A theatre nurse is a registered nurse who primarily focuses on operations, surgeries, and procedures. They work closely with the operating team and are responsible for a number of tasks through preoperative, anaesthetic, surgical, and recovery phases. Theatre nurses work with patients at their most vulnerable time, offering a uniquely rewarding yet challenging role. They work primarily in hospital operating theatres and anaesthetic/recovery areas, but they can also be involved with procedures on wards, clinics, or in other specialist areas. Some of the duties of a theatre nurse include:
- Providing nursing care before, during, and after patients undergo surgery or a non-surgical procedure.

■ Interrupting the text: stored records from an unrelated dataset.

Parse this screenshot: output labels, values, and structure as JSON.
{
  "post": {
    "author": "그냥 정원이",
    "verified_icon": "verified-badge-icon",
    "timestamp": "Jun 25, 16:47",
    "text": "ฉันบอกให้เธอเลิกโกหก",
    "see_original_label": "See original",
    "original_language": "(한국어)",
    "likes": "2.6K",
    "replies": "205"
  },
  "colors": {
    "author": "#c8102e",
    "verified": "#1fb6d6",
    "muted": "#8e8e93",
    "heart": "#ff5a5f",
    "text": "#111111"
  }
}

- Assessing patients and ensuring critical medical history items are communicated to the surgical team.
- Educating patients and their families, ensuring they’re prepared for surgery and post-surgery care.
- Collaborating with other medical professionals such as surgeons.

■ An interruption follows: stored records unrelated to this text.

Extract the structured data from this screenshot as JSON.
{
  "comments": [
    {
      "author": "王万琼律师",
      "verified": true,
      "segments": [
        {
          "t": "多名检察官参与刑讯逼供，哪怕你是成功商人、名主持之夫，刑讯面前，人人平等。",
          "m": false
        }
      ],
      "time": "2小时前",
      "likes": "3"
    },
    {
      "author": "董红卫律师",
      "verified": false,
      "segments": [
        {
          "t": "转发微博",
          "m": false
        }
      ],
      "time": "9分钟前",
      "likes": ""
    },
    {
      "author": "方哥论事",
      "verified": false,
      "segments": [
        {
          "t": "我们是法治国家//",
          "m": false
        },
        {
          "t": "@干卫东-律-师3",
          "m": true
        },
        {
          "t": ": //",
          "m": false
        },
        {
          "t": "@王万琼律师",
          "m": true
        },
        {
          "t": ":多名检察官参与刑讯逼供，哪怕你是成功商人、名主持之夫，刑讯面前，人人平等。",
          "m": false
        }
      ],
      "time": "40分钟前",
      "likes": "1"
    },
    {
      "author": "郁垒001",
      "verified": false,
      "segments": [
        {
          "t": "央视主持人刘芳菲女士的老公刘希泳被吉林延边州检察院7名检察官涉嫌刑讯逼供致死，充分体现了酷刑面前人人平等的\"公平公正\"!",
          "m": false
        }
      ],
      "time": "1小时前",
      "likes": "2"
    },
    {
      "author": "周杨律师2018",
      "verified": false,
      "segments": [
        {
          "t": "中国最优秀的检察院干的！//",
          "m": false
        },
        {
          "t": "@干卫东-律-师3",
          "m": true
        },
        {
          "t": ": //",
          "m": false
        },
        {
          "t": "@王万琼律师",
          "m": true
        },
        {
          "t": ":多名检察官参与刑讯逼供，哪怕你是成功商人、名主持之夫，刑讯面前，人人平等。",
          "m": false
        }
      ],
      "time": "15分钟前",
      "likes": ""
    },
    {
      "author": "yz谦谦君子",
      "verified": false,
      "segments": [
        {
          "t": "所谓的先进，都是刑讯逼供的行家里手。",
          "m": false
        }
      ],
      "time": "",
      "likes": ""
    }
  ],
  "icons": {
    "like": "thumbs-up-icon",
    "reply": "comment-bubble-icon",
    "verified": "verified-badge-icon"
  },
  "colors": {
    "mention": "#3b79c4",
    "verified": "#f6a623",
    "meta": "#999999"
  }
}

- Being involved in all four steps of a patient’s journey: preoperative, anaesthetic, surgical, and recovery phases.
To become a theatre nurse, one needs to be a registered nurse and undergo specialist training, including courses to consolidate the specialist skills required to work in theatre. A good theatre nurse needs to have a calm and friendly disposition to help develop the rapport and trust of patients in a short period of time. The ability to remain calm and communicate and listen carefully in a crisis situation is also imperative, especially in a busy and noisy operating theatre. Theatre nursing requires a special breed of people with an exceptional amount of patience.